Korban Investasi Bodong Bisa Dapat Ganti Rugi di RUU PPSK

466
Investasi
(Vibiznews – Economy & Business) – Kejahatan dan penipuan di sektor keuangan baik melalui pinjaman online (pinjol), investasi bodong semakin marak terjadi di negeri ini. Oleh karena itu, Menteri Keuangan Sri Mulyani Indrawati menyatakan pemerintah akan membuat ketentuan pidana soal kejahatan di sektor keuangan.

Dalam ketentuan tersebut korban kejahatan akan dimungkinkan untuk mendapatkan ganti rugi. Sri Mulyani juga menyebutkan beberapa potensi kejahatan di sektor keuangan mulai dari investasi bodong, pinjaman online (pinjol) illegal. Hingga skema ponzi pada koperasi simpan pinjam.

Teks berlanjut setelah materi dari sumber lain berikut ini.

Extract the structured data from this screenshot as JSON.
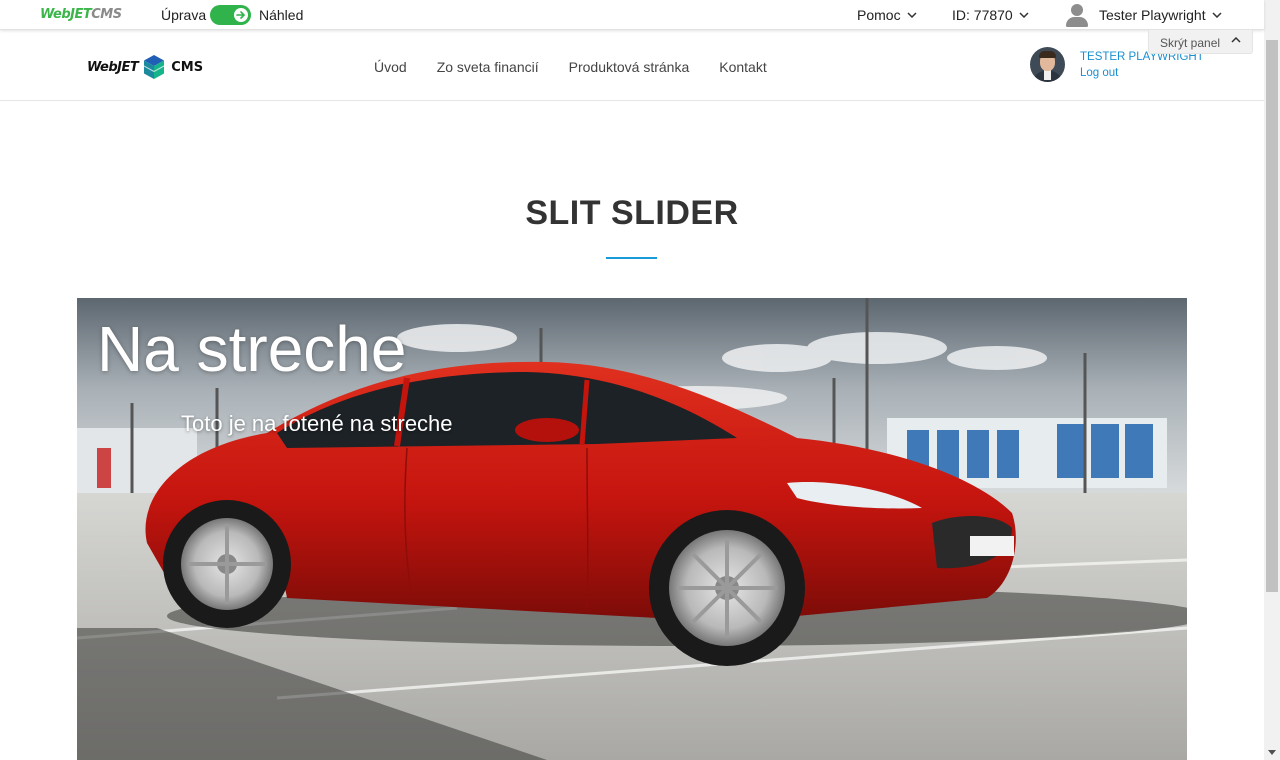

“Keberpihakan masyarakat akan diwujudkan dengan pengaturan ketentuan pidana yang berpihak pada pencegahan perlakuan kejahatan yang menikmati hasil kejahatannya. Serta pengganti-rugian kepada masyarakat yang dirugikan oleh lembaga keuangan seperti pinjol ilegal, investasi bodong. Termasuk juga skema ponzi pada koperasi simpan pinjam,” ungkap Sri Mulyani dalam rapat dengan Komisi XI DPR, Kamis (10/11/2022).

Pemerintah ingin konsep penegakan hukum kejahatan di sektor ekonomi mengedepankan pemulihan kerugian terhadap korban atau restorative justice.

“Konsep penegakkan hukum tidak selalu dengan pemberian sanksi pidana, namun mengedepankan agar keadaan pihak yang dirugikan dapat dipulihkan dahulu. Atau kita kenal dengan prinsip restorative justice,” ungkap Sri Mulyani.

Tapi, Sri Mulyani juga menjelaskan apabila kerugian dari korban kejahatan di sektor keuangan bisa dipulihkan. Pemerintah juga ingin mempertimbangkan penghindaran pidana kepada pihak yang melakukan kejahatan.

Pihak yang melakukan kejahatan akan terlebih dahulu diminta untuk mengakui kesalahannya dan memberikan ganti rugi kepada para korban.

Namun, apabila hal itu tidak bisa dilakukan, pemidanaan akan menjadi opsi terakhir bagi pihak yang melakukan kejahatan.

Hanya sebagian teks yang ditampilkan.